Debugging embedded software is often a time-consuming activity, both in terms of chasing down a specific bug and as a general project activity. Further, as an activity, it is often an eclectic mix of desperation, perspiration, and a fair bit of magical thinking. In this article, I will cover techniques and tactics that might not completely eliminate all the hassles of debugging but can at least minimize the magical part. If you are a relative newcomer to the embedded software world, you might pick up some useful nuggets of information. If you are a seasoned pro, you are probably aware of these topics, but you might then re-discover some techniques that you already know that you should practice.
We know for a fact that newly written software is seldom, if ever, completely bug-free. However, we also know that there are actions we can take up front to help us reduce the number of issues we have to deal with in our code, which is another way to say that we have less debugging to do. An obvious place to start is to lay down some basic rules for code hygiene. Here is a summary of some rules:
One of first things to realize (or remember) is that if you are developing and debugging embedded software, you are very likely to do so in an environment where executing code on the target is done through a debugger. For example, if you are working in an IDE, the easiest way to execute your program is by firing up the debugger.
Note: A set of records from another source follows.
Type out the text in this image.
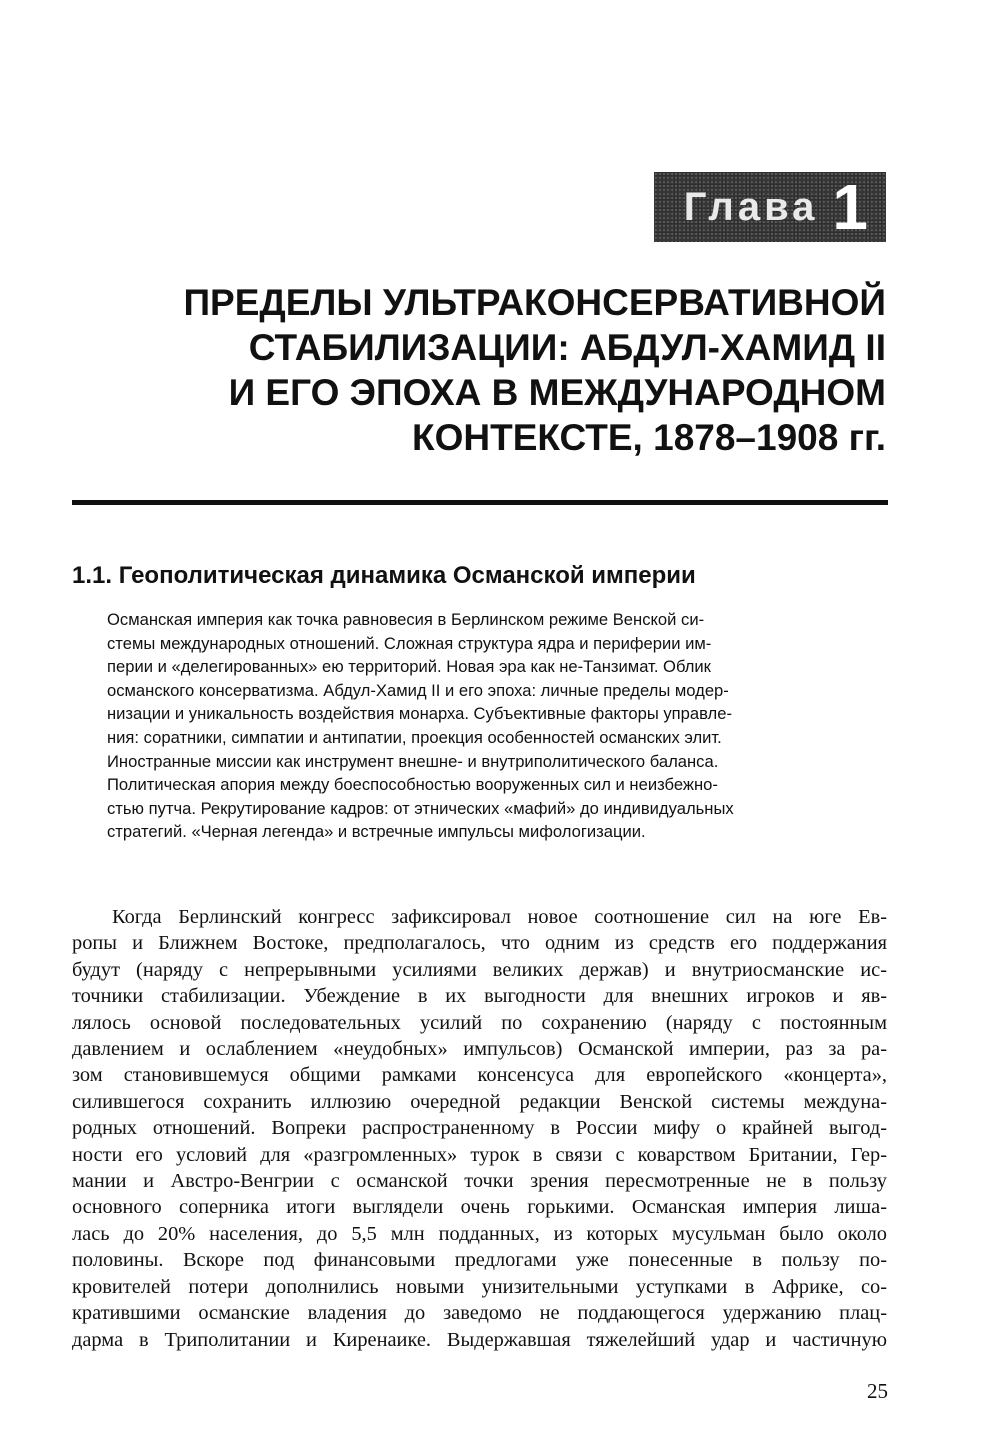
Глава 1
ПРЕДЕЛЫ УЛЬТРАКОНСЕРВАТИВНОЙ
СТАБИЛИЗАЦИИ: АБДУЛ-ХАМИД II
И ЕГО ЭПОХА В МЕЖДУНАРОДНОМ
КОНТЕКСТЕ, 1878–1908 гг.
1.1. Геополитическая динамика Османской империи
Османская империя как точка равновесия в Берлинском режиме Венской си-
стемы международных отношений. Сложная структура ядра и периферии им-
перии и «делегированных» ею территорий. Новая эра как не-Танзимат. Облик
османского консерватизма. Абдул-Хамид II и его эпоха: личные пределы модер-
низации и уникальность воздействия монарха. Субъективные факторы управле-
ния: соратники, симпатии и антипатии, проекция особенностей османских элит.
Иностранные миссии как инструмент внешне- и внутриполитического баланса.
Политическая апория между боеспособностью вооруженных сил и неизбежно-
стью путча. Рекрутирование кадров: от этнических «мафий» до индивидуальных
стратегий. «Черная легенда» и встречные импульсы мифологизации.
Когда Берлинский конгресс зафиксировал новое соотношение сил на юге Ев-
ропы и Ближнем Востоке, предполагалось, что одним из средств его поддержания
будут (наряду с непрерывными усилиями великих держав) и внутриосманские ис-
точники стабилизации. Убеждение в их выгодности для внешних игроков и яв-
лялось основой последовательных усилий по сохранению (наряду с постоянным
давлением и ослаблением «неудобных» импульсов) Османской империи, раз за ра-
зом становившемуся общими рамками консенсуса для европейского «концерта»,
силившегося сохранить иллюзию очередной редакции Венской системы междуна-
родных отношений. Вопреки распространенному в России мифу о крайней выгод-
ности его условий для «разгромленных» турок в связи с коварством Британии, Гер-
мании и Австро-Венгрии с османской точки зрения пересмотренные не в пользу
основного соперника итоги выглядели очень горькими. Османская империя лиша-
лась до 20% населения, до 5,5 млн подданных, из которых мусульман было около
половины. Вскоре под финансовыми предлогами уже понесенные в пользу по-
кровителей потери дополнились новыми унизительными уступками в Африке, со-
кратившими османские владения до заведомо не поддающегося удержанию плац-
дарма в Триполитании и Киренаике. Выдержавшая тяжелейший удар и частичную
25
This is sort of obvious, but it also means that you have all the powers of the debugger at your fingertips – maybe without realizing it.
To get down to the nitty gritty, we examine the power of breakpoints. But first, let us throw some shade at the venerable printf as a debugging tool. The most important reason to not use printf is that adding printf-statements in your code can have dramatic effects on how your code is compiled. Not only is the printf a function call, but the arguments to the call have to be accounted for. This in turn means that stack and register usage looks completely different and a lot of compiler optimizations will not be performed, especially if the statement is located in a tight loop. This can have unpredictable consequences if your code is complex or relies on C/C++ behavior that is implementation-defined or even undefined by the C/C++ standards. What might happen is that your code behaves perfectly well when adding the printf to the code, but breaks again when you remove the printout. By the way, this is a very good reason to strive for MISRA compliance. Another good reason is that printf is a pretty weak tool as it can only display data. The third reason is that to change the behavior of the printout or add more printing statements, you need to rebuild the application and download it to the target again. Finally, at some point you have to go through the code base and remove all the statements you added, even if they are all guarded with #ifdefs.
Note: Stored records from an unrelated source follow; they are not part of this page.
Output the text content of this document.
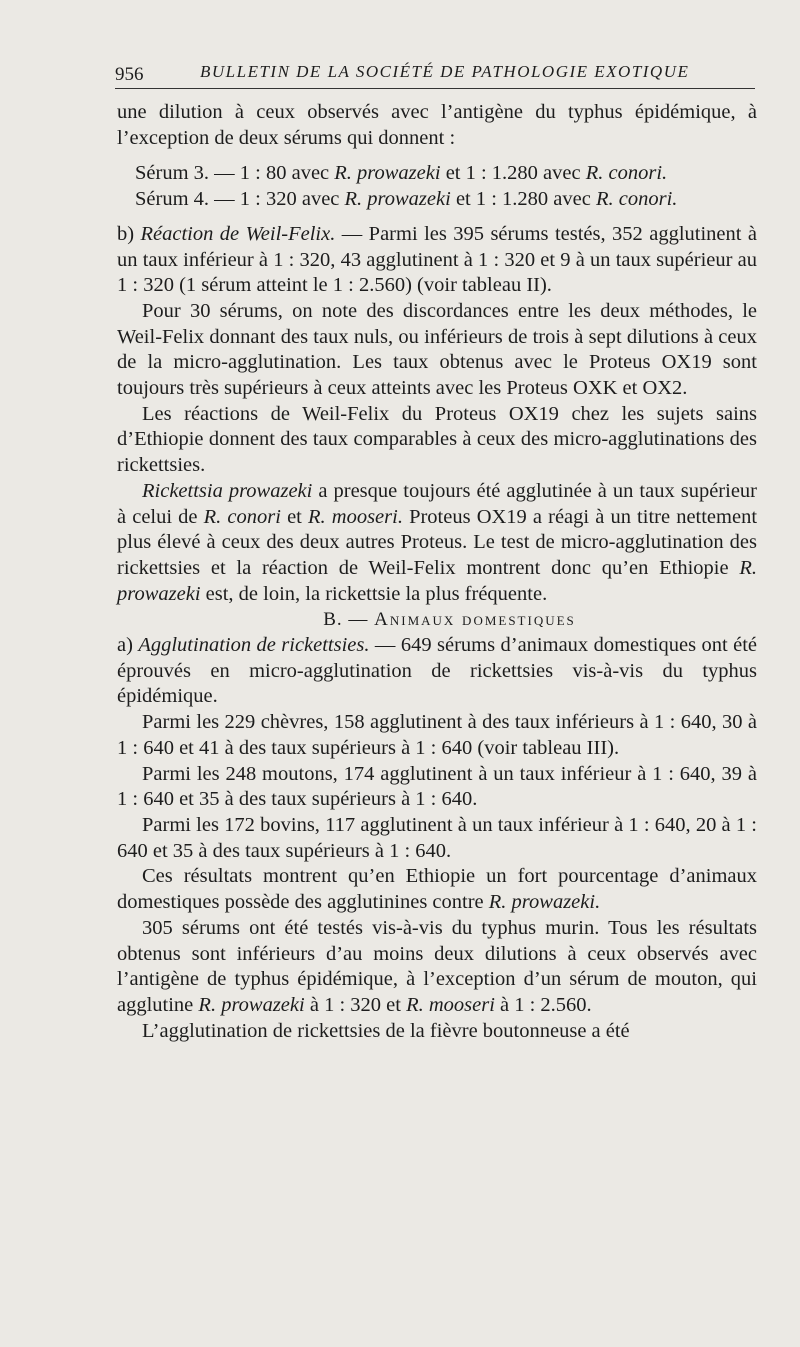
956	BULLETIN DE LA SOCIÉTÉ DE PATHOLOGIE EXOTIQUE

une dilution à ceux observés avec l’antigène du typhus épidémique, à l’exception de deux sérums qui donnent :

Sérum 3. — 1 : 80 avec R. prowazeki et 1 : 1.280 avec R. conori.

Sérum 4. — 1 : 320 avec R. prowazeki et 1 : 1.280 avec R. conori.

b) Réaction de Weil-Felix. — Parmi les 395 sérums testés, 352 agglutinent à un taux inférieur à 1 : 320, 43 agglutinent à 1 : 320 et 9 à un taux supérieur au 1 : 320 (1 sérum atteint le 1 : 2.560) (voir tableau II).

Pour 30 sérums, on note des discordances entre les deux méthodes, le Weil-Felix donnant des taux nuls, ou inférieurs de trois à sept dilutions à ceux de la micro-agglutination. Les taux obtenus avec le Proteus OX19 sont toujours très supérieurs à ceux atteints avec les Proteus OXK et OX2.

Les réactions de Weil-Felix du Proteus OX19 chez les sujets sains d’Ethiopie donnent des taux comparables à ceux des micro-agglutinations des rickettsies.

Rickettsia prowazeki a presque toujours été agglutinée à un taux supérieur à celui de R. conori et R. mooseri. Proteus OX19 a réagi à un titre nettement plus élevé à ceux des deux autres Proteus. Le test de micro-agglutination des rickettsies et la réaction de Weil-Felix montrent donc qu’en Ethiopie R. prowazeki est, de loin, la rickettsie la plus fréquente.

B. — Animaux domestiques

a) Agglutination de rickettsies. — 649 sérums d’animaux domestiques ont été éprouvés en micro-agglutination de rickettsies vis-à-vis du typhus épidémique.

Parmi les 229 chèvres, 158 agglutinent à des taux inférieurs à 1 : 640, 30 à 1 : 640 et 41 à des taux supérieurs à 1 : 640 (voir tableau III).

Parmi les 248 moutons, 174 agglutinent à un taux inférieur à 1 : 640, 39 à 1 : 640 et 35 à des taux supérieurs à 1 : 640.

Parmi les 172 bovins, 117 agglutinent à un taux inférieur à 1 : 640, 20 à 1 : 640 et 35 à des taux supérieurs à 1 : 640.

Ces résultats montrent qu’en Ethiopie un fort pourcentage d’animaux domestiques possède des agglutinines contre R. prowazeki.

305 sérums ont été testés vis-à-vis du typhus murin. Tous les résultats obtenus sont inférieurs d’au moins deux dilutions à ceux observés avec l’antigène de typhus épidémique, à l’exception d’un sérum de mouton, qui agglutine R. prowazeki à 1 : 320 et R. mooseri à 1 : 2.560.

L’agglutination de rickettsies de la fièvre boutonneuse a été
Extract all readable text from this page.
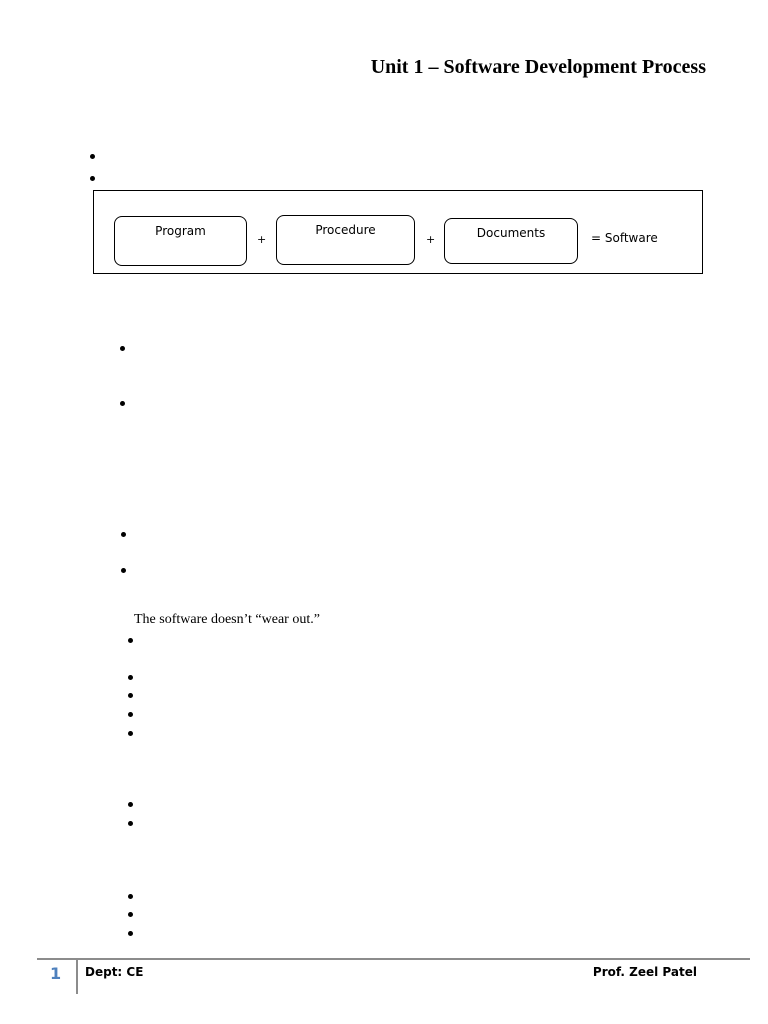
Unit 1 – Software Development Process
Program
+
Procedure
+	Documents	= Software
The software doesn’t “wear out.”
1 Dept: CE	Prof. Zeel Patel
So, let us take a break from the preaching to look at the different types of breakpoint available. A breakpoint can, in its simplest form, be a stop sign at a particular source statement, so execution breaks unconditionally when reaching the right spot. A decent debugger will then let you examine the content of variables, registers, and the call stack as well as memory in general. Such a code breakpoint can be very useful in itself, but it can also be associated with an expression whose truth value determines if execution stops or not.
By doing so, you can focus on the interesting cases instead of examining the interesting variables every time execution pass through the breakpoint location. For example, if you want to take a closer look at what is going on in a specific range of value in a loop index variable, you can setup the expression to stop only when the index is in that range rather than stopping each time you hit that code. Of course, you can also construct more complex stop expressions based on any variables that are in scope.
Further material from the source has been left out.